Part of the new McEuen Park next to Tubbs Hill will open next Friday, with the rest of the 20-acre site expected to open a week before Memorial Day.
“It’s been a long, sometimes bumpy road, but I’m very excited about the park we’ll be giving the community,” said Bill Greenwood, the city’s interim parks director.
“I’m anxious about getting out there and having it all done,” Greenwood added.
After more than a year of construction that included rebuilding Front Avenue and tucking parking below the street, some of the fences finally are coming down. Residents initially will have access to a sprawling playground and splash pad, ball courts and a small off-leash area for dogs. They’ll also be able to use new paths circling the park.
Contractors Northwest, Inc. is working extra shifts this spring to finish the $20 million project before the resort city’s busy summer season. The east end of McEuen is done, while crews are completing major pieces on the west end, including a grand plaza, a veterans memorial and a 4½-acre grassy amphitheater.
All of that is scheduled to open in time for a May 24 ribbon cutting with former Mayor Sandi Bloem, who guided the project through a contentious planning stage, and her successor, Steve Widmyer. A public celebration and dedication is planned for July 12 to coincide with Parks Day in the Lake City.
Principal Engineer Philip Boyd said the space is grander and more special than planners had envisioned. He’s most excited about seeing the public in the grand plaza next to Lake Coeur d’Alene.

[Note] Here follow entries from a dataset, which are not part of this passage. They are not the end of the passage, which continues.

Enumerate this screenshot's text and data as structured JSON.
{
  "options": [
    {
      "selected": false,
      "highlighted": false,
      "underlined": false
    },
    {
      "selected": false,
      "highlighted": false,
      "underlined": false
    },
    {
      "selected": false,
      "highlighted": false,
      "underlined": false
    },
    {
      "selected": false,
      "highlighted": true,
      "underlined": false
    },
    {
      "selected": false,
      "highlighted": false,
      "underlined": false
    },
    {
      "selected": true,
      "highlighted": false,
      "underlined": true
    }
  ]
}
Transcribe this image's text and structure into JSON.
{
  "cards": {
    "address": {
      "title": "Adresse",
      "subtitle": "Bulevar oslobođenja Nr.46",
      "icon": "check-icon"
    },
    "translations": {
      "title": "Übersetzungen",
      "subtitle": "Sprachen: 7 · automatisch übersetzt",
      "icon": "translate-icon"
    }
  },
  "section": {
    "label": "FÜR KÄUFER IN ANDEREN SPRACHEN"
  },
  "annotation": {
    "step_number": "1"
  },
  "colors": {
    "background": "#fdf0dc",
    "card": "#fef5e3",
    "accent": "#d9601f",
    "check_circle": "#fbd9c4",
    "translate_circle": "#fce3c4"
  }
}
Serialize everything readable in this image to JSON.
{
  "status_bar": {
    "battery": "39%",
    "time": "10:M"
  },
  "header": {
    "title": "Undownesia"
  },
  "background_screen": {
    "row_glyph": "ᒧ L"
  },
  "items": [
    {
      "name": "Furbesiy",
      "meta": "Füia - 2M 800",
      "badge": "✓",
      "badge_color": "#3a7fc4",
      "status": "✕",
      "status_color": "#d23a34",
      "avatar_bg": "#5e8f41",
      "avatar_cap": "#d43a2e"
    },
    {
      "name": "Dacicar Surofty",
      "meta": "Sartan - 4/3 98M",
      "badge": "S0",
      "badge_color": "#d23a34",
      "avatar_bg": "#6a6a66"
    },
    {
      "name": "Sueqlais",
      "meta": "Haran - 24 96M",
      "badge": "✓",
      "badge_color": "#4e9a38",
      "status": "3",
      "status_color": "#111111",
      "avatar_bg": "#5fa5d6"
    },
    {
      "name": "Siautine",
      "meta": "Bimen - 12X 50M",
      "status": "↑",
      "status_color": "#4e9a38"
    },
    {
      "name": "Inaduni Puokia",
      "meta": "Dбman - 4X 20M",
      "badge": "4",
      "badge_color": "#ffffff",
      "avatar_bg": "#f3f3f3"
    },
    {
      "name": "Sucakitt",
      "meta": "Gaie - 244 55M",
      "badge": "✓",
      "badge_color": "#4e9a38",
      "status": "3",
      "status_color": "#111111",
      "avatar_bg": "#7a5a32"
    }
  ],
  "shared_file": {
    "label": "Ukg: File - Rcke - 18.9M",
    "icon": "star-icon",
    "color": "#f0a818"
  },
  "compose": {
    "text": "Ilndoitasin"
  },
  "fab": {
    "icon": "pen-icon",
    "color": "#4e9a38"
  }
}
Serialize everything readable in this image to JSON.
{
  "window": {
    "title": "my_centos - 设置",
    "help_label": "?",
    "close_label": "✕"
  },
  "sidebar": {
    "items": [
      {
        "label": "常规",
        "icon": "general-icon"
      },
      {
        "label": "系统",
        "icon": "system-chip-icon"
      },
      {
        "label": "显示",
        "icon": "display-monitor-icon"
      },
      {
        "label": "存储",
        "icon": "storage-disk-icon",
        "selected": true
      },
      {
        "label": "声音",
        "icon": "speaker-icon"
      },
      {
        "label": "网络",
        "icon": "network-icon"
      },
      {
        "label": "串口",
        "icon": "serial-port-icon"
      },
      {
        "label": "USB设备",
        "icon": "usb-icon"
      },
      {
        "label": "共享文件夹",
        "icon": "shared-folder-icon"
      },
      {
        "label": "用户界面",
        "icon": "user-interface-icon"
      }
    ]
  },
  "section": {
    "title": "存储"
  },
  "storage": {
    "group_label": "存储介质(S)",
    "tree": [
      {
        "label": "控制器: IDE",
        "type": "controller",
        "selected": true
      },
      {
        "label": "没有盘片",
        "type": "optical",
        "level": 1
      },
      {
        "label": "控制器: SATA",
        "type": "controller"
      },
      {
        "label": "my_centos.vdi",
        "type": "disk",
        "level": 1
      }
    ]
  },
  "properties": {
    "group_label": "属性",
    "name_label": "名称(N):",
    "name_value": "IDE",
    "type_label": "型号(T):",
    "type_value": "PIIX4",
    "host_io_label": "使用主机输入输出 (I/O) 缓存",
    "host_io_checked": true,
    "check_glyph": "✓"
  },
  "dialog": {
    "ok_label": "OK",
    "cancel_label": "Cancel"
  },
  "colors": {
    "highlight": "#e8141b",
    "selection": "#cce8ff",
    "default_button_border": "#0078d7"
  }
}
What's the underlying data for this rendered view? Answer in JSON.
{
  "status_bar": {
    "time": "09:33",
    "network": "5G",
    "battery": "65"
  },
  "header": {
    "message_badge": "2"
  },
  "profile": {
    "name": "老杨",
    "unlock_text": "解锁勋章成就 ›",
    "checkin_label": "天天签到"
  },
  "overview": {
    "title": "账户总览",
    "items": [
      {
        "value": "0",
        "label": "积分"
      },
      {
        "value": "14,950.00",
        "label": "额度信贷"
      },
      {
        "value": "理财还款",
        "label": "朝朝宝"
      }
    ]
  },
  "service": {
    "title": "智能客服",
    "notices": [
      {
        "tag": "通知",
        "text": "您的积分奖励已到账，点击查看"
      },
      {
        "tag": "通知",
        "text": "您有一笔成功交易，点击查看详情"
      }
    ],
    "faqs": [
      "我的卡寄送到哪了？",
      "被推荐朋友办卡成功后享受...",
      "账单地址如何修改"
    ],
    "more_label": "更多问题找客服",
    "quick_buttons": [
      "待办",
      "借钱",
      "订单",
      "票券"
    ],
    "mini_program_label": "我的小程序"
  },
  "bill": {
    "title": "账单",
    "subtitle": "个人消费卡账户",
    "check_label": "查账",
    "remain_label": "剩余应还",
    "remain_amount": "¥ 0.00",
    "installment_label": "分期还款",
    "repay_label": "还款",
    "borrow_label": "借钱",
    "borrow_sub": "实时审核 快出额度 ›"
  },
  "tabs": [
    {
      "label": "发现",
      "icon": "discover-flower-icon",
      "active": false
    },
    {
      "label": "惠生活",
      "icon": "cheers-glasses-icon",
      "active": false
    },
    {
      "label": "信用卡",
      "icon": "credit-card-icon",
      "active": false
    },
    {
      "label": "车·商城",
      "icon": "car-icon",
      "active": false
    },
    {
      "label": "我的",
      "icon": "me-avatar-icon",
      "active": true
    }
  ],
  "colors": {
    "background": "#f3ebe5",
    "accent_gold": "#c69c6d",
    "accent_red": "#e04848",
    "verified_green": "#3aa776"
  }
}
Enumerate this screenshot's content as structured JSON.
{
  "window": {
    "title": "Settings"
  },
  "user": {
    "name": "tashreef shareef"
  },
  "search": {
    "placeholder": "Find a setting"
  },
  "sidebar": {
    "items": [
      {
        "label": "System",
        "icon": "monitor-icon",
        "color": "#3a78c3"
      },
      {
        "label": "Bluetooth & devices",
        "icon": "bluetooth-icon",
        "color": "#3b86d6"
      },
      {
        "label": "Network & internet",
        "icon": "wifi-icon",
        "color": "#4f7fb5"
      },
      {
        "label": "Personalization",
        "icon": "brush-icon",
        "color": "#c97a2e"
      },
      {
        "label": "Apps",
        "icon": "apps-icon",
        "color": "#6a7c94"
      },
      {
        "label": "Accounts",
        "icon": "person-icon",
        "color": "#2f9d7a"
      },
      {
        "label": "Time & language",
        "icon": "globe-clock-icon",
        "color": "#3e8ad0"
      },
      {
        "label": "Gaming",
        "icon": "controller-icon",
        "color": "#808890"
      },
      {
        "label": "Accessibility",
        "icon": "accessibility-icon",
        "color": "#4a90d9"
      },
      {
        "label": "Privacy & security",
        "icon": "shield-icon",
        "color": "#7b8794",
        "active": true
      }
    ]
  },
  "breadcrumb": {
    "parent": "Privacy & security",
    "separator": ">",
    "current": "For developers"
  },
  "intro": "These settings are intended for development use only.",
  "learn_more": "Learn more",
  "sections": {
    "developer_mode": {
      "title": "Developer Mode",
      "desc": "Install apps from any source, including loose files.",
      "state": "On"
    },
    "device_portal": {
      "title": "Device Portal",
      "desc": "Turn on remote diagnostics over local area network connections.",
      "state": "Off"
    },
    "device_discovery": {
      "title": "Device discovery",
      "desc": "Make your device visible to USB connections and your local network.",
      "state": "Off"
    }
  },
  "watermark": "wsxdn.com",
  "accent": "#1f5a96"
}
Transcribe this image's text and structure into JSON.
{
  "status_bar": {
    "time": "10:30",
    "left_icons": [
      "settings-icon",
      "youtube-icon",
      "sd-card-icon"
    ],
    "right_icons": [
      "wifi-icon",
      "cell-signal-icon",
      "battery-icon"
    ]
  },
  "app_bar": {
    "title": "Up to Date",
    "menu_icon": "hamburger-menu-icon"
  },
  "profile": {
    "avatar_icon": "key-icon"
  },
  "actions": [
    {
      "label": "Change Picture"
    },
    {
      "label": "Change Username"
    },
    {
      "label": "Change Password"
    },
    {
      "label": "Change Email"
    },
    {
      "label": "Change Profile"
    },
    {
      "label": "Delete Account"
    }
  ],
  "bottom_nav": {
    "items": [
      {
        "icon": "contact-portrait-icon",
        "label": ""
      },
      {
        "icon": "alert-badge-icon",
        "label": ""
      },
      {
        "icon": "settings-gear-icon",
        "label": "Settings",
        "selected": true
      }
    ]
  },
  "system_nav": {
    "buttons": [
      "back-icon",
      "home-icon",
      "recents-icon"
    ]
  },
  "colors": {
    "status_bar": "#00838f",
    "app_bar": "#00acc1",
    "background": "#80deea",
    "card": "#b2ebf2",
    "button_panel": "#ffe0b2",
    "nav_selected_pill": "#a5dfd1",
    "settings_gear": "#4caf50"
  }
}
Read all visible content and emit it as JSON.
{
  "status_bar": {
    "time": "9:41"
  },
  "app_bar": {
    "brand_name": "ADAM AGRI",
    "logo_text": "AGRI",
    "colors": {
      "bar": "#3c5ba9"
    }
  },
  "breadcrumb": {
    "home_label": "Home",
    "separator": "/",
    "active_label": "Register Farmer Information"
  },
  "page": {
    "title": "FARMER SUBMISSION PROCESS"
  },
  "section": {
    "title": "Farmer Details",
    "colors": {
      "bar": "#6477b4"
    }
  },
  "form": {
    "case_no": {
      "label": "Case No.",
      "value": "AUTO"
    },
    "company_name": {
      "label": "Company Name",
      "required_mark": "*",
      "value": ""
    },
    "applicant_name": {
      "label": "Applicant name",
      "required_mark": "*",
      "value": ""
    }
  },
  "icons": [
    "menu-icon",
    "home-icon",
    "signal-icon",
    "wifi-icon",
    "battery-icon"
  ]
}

“I can just imagine some event where 500 people are down there enjoying that grand space and looking out over the water,” Boyd said. “I just think that will be the neatest thing to see.”
The piece opening next week includes four basketball courts and two tennis courts that will double as a place to play pickle ball, the sport using paddles and a perforated ball.
A large new playground with a kids’ climbing rock also will open, along with a summer splash pad next to it. The jets and sprays of water won’t be turned on until warmer weather arrives, likely after Memorial Day.
A small, fenced dog park with separate areas for large and small breeds also is ready to open against the base of Tubbs Hill. That amenity was added to the design thanks to private fundraising.
All grassy areas are being grown from seed, and large sections on the west end will not be ready to walk for a while, officials cautioned.
A large picnic pavilion with restrooms in the center of the park will open with everything else later in May. So will the Harbor House, a food concession stand with restrooms at the southwest corner of McEuen, next to the lake and Tubbs Hill trailhead. The city soon will select a food concessionaire to operate out of that building.
The project is wrapping up on schedule and within the budget, the city said.
The park features cost about $8.5 million, and $9 million was spent on the rebuild of Front, nearly 550 parking spaces and utility work in and around the site. Another $2.1 million went toward design work.
About 80 percent of the project is financed through an urban renewal district. Critics had questioned dedicating that much tax revenue to public improvements in one place and also faulted the process by which the overall design and list of amenities was chosen.